Tempermental Printers Rule the Studio

Today, there was no Pinterest-cruising and no reference book cheating, just straight to the studio to fiddle around with ideas for the painting of Great Grandfather Ross.  Once again, the shadows cast from the window to the back of the painting provided inspiration (although the lines are all in a different place), so I quickly traced them before the sun moved much.

Today's studio lesson was all about printer abuse and neglect.  A couple of years ago, I spent too much money on a fancy Epson Stylus R1900 printer because an artist and author I admire uses one for printing her art.  Hoping one day I would also generate art worthy of printing, I bought the same printer.  It's very rude and overly sensitive.  Apparently, one must use up the expensive ink faster than I do, or it just dries up and the printer thinks it needs to be fed.  I don't think I've used this printer in two years, in part because it was packed up when we were moving and then I just didn't get around to making much art.  Today I fired up the beast at which time it told me that I needed to replace four cartridges.  Ugh.  At least I had those four.  Then I went online and bought a replacement for each colour since they're nearly impossible to find in an actual brick-and-mortar store.  At least it seems to be happy and working well.  I prefer a simple printer that remembers settings and does the same old thing every time unless you tell it something different.  This one seems fussier, assuming you are printing something large and fancy and glossy at all times.  I'm pretty tech savvy and have read the manual and clearly need to spend more time finding it's secret tricks.

With my husband out of town and nothing but time on my hands, I need to remember that I can work after dark.  For some reason, I always feel that I have to stop working as the sun is setting.  It must be my mindset from the days of having kids at home to feed and knowing I'd get the, "I'm on my way and will be home in an hour" call from my husband.  It's hard to get used to all of this free time.  Now I have to make good use of it.

January 9, 2015

The Artsy Resolution

My resolutions for the new year are not about diet, exercise, losing weight or any variation of those things (a never ending battle all year long).  I have resolved to 1) spend more social time with friends and family less time in solitude and 2) to get my artsy self back. 

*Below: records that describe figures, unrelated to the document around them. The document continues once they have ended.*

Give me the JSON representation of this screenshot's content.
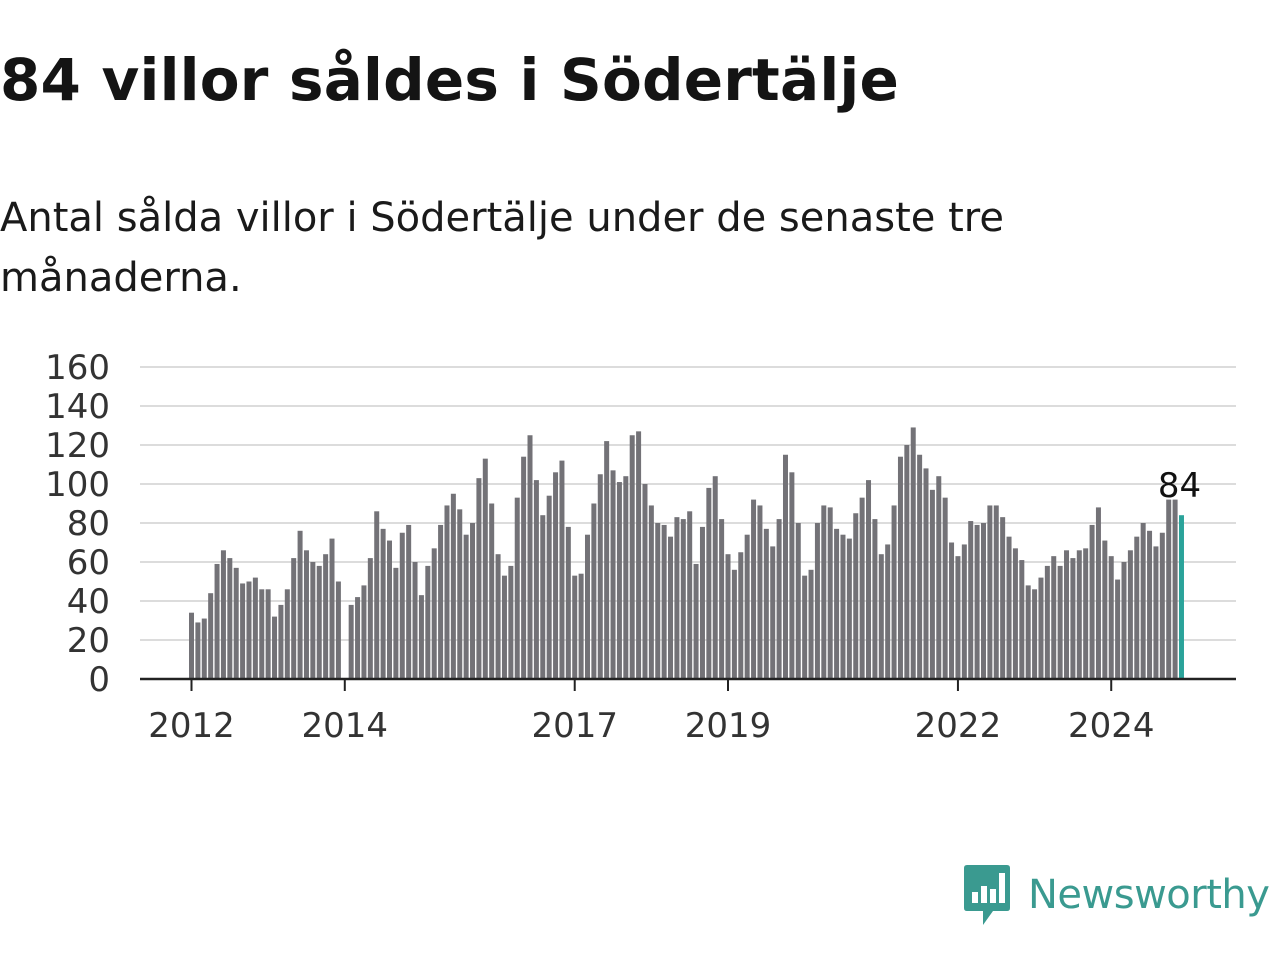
{
  "title": "84 villor såldes i Södertälje",
  "subtitle": "Antal sålda villor i Södertälje under de senaste tre månaderna.",
  "brand": {
    "name": "Newsworthy",
    "color": "#3a9a90"
  },
  "colors": {
    "bar": "#737277",
    "highlight": "#2aa39a",
    "grid": "#dcdcdc",
    "axis": "#222222"
  },
  "chart_data": {
    "type": "bar",
    "title": "",
    "xlabel": "",
    "ylabel": "",
    "ylim": [
      0,
      160
    ],
    "yticks": [
      0,
      20,
      40,
      60,
      80,
      100,
      120,
      140,
      160
    ],
    "xticks": [
      "2012",
      "2014",
      "2017",
      "2019",
      "2022",
      "2024"
    ],
    "grid": true,
    "legend": "none",
    "highlight_label": "84",
    "values": [
      34,
      29,
      31,
      44,
      59,
      66,
      62,
      57,
      49,
      50,
      52,
      46,
      46,
      32,
      38,
      46,
      62,
      76,
      66,
      60,
      58,
      64,
      72,
      50,
      null,
      38,
      42,
      48,
      62,
      86,
      77,
      71,
      57,
      75,
      79,
      60,
      43,
      58,
      67,
      79,
      89,
      95,
      87,
      74,
      80,
      103,
      113,
      90,
      64,
      53,
      58,
      93,
      114,
      125,
      102,
      84,
      94,
      106,
      112,
      78,
      53,
      54,
      74,
      90,
      105,
      122,
      107,
      101,
      104,
      125,
      127,
      100,
      89,
      80,
      79,
      73,
      83,
      82,
      86,
      59,
      78,
      98,
      104,
      82,
      64,
      56,
      65,
      74,
      92,
      89,
      77,
      68,
      82,
      115,
      106,
      80,
      53,
      56,
      80,
      89,
      88,
      77,
      74,
      72,
      85,
      93,
      102,
      82,
      64,
      69,
      89,
      114,
      120,
      129,
      115,
      108,
      97,
      104,
      93,
      70,
      63,
      69,
      81,
      79,
      80,
      89,
      89,
      83,
      73,
      67,
      61,
      48,
      46,
      52,
      58,
      63,
      58,
      66,
      62,
      66,
      67,
      79,
      88,
      71,
      63,
      51,
      60,
      66,
      73,
      80,
      76,
      68,
      75,
      92,
      92,
      84
    ]
  }
}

Having fun with art is something I don't do well these days.  I read about so many successful artists (and I mean success in the sense of making a living) that are self-taught, learning from books, DVD's or taking single classes of instruction here and there.  I found a year-long online course with artists Carla Sonheim and Lynn Whipple (I am SO excited) and signed up, something I would have been afraid to do in the past.  The first lesson involves line drawing.  I completed the first lesson, and found myself muttering, "I stink at this."  The lesson reads all over the place that this is about having fun, relax, just go with it, it's not supposed to be perfect...but I still caught my inner critic speaking out loud.  When I was to pick a single subject and make multiple attempts at it, I caught myself scrolling up on the screen to see what the instructor's drawings looked like.  ACK!  Mine don't look like hers at all!  I must be doing it wrong.  Then I stopped myself and zoomed down the page so that I couldn't see her drawings any longer.  Really?  I still can't just relax?  This is going to take more practice than I thought it would, but I'm up for it.  I just need to tape the mouth of the inner critic shut.

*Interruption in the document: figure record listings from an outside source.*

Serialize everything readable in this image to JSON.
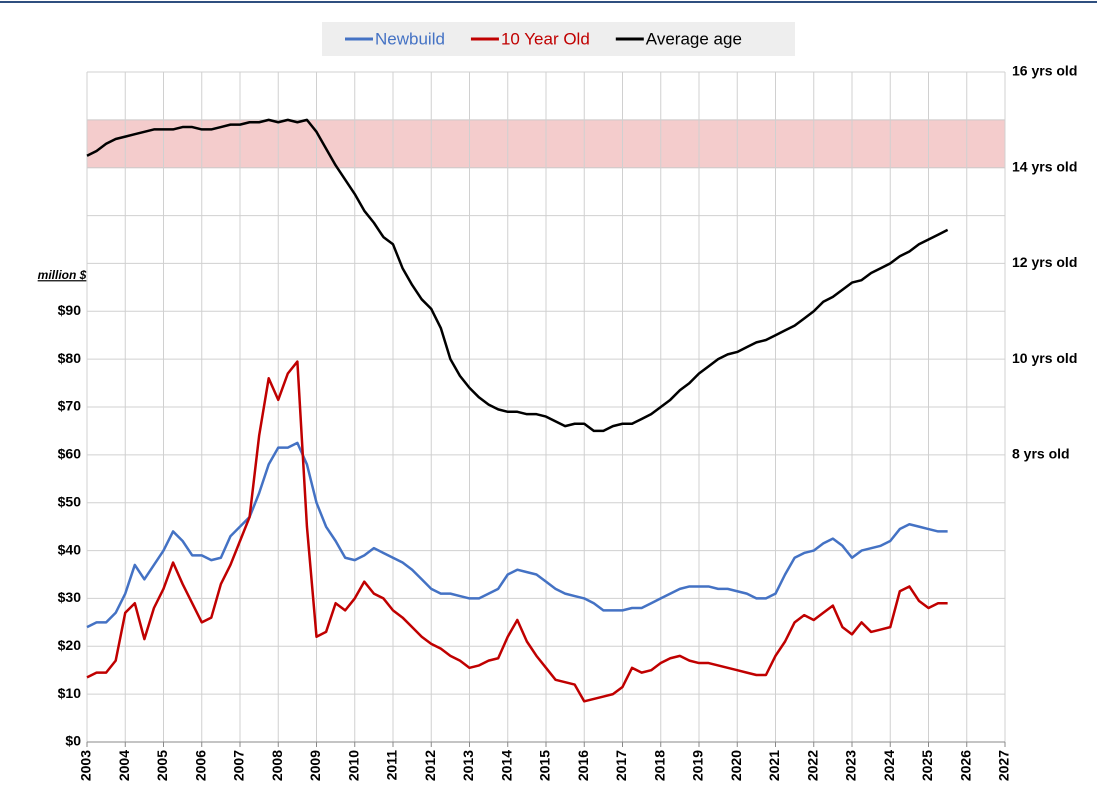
{
  "chart_data": {
    "type": "line",
    "y_unit_label": "million $",
    "x": [
      2003,
      2003.25,
      2003.5,
      2003.75,
      2004,
      2004.25,
      2004.5,
      2004.75,
      2005,
      2005.25,
      2005.5,
      2005.75,
      2006,
      2006.25,
      2006.5,
      2006.75,
      2007,
      2007.25,
      2007.5,
      2007.75,
      2008,
      2008.25,
      2008.5,
      2008.75,
      2009,
      2009.25,
      2009.5,
      2009.75,
      2010,
      2010.25,
      2010.5,
      2010.75,
      2011,
      2011.25,
      2011.5,
      2011.75,
      2012,
      2012.25,
      2012.5,
      2012.75,
      2013,
      2013.25,
      2013.5,
      2013.75,
      2014,
      2014.25,
      2014.5,
      2014.75,
      2015,
      2015.25,
      2015.5,
      2015.75,
      2016,
      2016.25,
      2016.5,
      2016.75,
      2017,
      2017.25,
      2017.5,
      2017.75,
      2018,
      2018.25,
      2018.5,
      2018.75,
      2019,
      2019.25,
      2019.5,
      2019.75,
      2020,
      2020.25,
      2020.5,
      2020.75,
      2021,
      2021.25,
      2021.5,
      2021.75,
      2022,
      2022.25,
      2022.5,
      2022.75,
      2023,
      2023.25,
      2023.5,
      2023.75,
      2024,
      2024.25,
      2024.5,
      2024.75,
      2025,
      2025.25,
      2025.5
    ],
    "series": [
      {
        "name": "Newbuild",
        "color": "#4472c4",
        "values": [
          24,
          25,
          25,
          27,
          31,
          37,
          34,
          37,
          40,
          44,
          42,
          39,
          39,
          38,
          38.5,
          43,
          45,
          47,
          52,
          58,
          61.5,
          61.5,
          62.5,
          58,
          50,
          45,
          42,
          38.5,
          38,
          39,
          40.5,
          39.5,
          38.5,
          37.5,
          36,
          34,
          32,
          31,
          31,
          30.5,
          30,
          30,
          31,
          32,
          35,
          36,
          35.5,
          35,
          33.5,
          32,
          31,
          30.5,
          30,
          29,
          27.5,
          27.5,
          27.5,
          28,
          28,
          29,
          30,
          31,
          32,
          32.5,
          32.5,
          32.5,
          32,
          32,
          31.5,
          31,
          30,
          30,
          31,
          35,
          38.5,
          39.5,
          40,
          41.5,
          42.5,
          41,
          38.5,
          40,
          40.5,
          41,
          42,
          44.5,
          45.5,
          45,
          44.5,
          44,
          44
        ]
      },
      {
        "name": "10 Year Old",
        "color": "#c00000",
        "values": [
          13.5,
          14.5,
          14.5,
          17,
          27,
          29,
          21.5,
          28,
          32,
          37.5,
          33,
          29,
          25,
          26,
          33,
          37,
          42,
          47,
          64,
          76,
          71.5,
          77,
          79.5,
          45,
          22,
          23,
          29,
          27.5,
          30,
          33.5,
          31,
          30,
          27.5,
          26,
          24,
          22,
          20.5,
          19.5,
          18,
          17,
          15.5,
          16,
          17,
          17.5,
          22,
          25.5,
          21,
          18,
          15.5,
          13,
          12.5,
          12,
          8.5,
          9,
          9.5,
          10,
          11.5,
          15.5,
          14.5,
          15,
          16.5,
          17.5,
          18,
          17,
          16.5,
          16.5,
          16,
          15.5,
          15,
          14.5,
          14,
          14,
          18,
          21,
          25,
          26.5,
          25.5,
          27,
          28.5,
          24,
          22.5,
          25,
          23,
          23.5,
          24,
          31.5,
          32.5,
          29.5,
          28,
          29,
          29
        ]
      },
      {
        "name": "Average age",
        "color": "#000000",
        "axis": "y2",
        "values": [
          14.25,
          14.35,
          14.5,
          14.6,
          14.65,
          14.7,
          14.75,
          14.8,
          14.8,
          14.8,
          14.85,
          14.85,
          14.8,
          14.8,
          14.85,
          14.9,
          14.9,
          14.95,
          14.95,
          15,
          14.95,
          15,
          14.95,
          15,
          14.75,
          14.4,
          14.05,
          13.75,
          13.45,
          13.1,
          12.85,
          12.55,
          12.4,
          11.9,
          11.55,
          11.25,
          11.05,
          10.65,
          10,
          9.65,
          9.4,
          9.2,
          9.05,
          8.95,
          8.9,
          8.9,
          8.85,
          8.85,
          8.8,
          8.7,
          8.6,
          8.65,
          8.65,
          8.5,
          8.5,
          8.6,
          8.65,
          8.65,
          8.75,
          8.85,
          9,
          9.15,
          9.35,
          9.5,
          9.7,
          9.85,
          10,
          10.1,
          10.15,
          10.25,
          10.35,
          10.4,
          10.5,
          10.6,
          10.7,
          10.85,
          11,
          11.2,
          11.3,
          11.45,
          11.6,
          11.65,
          11.8,
          11.9,
          12,
          12.15,
          12.25,
          12.4,
          12.5,
          12.6,
          12.7
        ]
      }
    ],
    "xlim": [
      2003,
      2027
    ],
    "xticks": [
      2003,
      2004,
      2005,
      2006,
      2007,
      2008,
      2009,
      2010,
      2011,
      2012,
      2013,
      2014,
      2015,
      2016,
      2017,
      2018,
      2019,
      2020,
      2021,
      2022,
      2023,
      2024,
      2025,
      2026,
      2027
    ],
    "ylim": [
      0,
      140
    ],
    "yticks": [
      {
        "value": 0,
        "label": "$0"
      },
      {
        "value": 10,
        "label": "$10"
      },
      {
        "value": 20,
        "label": "$20"
      },
      {
        "value": 30,
        "label": "$30"
      },
      {
        "value": 40,
        "label": "$40"
      },
      {
        "value": 50,
        "label": "$50"
      },
      {
        "value": 60,
        "label": "$60"
      },
      {
        "value": 70,
        "label": "$70"
      },
      {
        "value": 80,
        "label": "$80"
      },
      {
        "value": 90,
        "label": "$90"
      }
    ],
    "ygrid": [
      0,
      10,
      20,
      30,
      40,
      50,
      60,
      70,
      80,
      90,
      100,
      110,
      120,
      130,
      140
    ],
    "y2lim": [
      2,
      16
    ],
    "y2ticks": [
      {
        "value": 8,
        "label": "8 yrs old"
      },
      {
        "value": 10,
        "label": "10 yrs old"
      },
      {
        "value": 12,
        "label": "12 yrs old"
      },
      {
        "value": 14,
        "label": "14 yrs old"
      },
      {
        "value": 16,
        "label": "16 yrs old"
      }
    ],
    "band_y2": [
      14,
      15
    ],
    "band_color": "#f4cccc",
    "grid": true,
    "legend": "top"
  }
}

I have decided that I'm going to give myself permission to try my hand at something another artist does that inspires me, not to sell it or claim the idea as my own, but to get back in the habit of making stuff.  Last week we had another of those crazy wind storms that absolutely trashed my back yard, leaving eucalyptus leaves and branches littered everywhere among the pine cone bombs that came flying down.  I remembered seeing pictures of painted individual eucalyptus leaves at and figured I could have some fun experimenting.  I spent a good two hours painting, something I can't remember doing for ages.  Now my leaves look nothing like the artist's leaves, but I had focused fun, music blaring, and was happy doing it.

Tomorrow's exercise is to continue without self-criticism.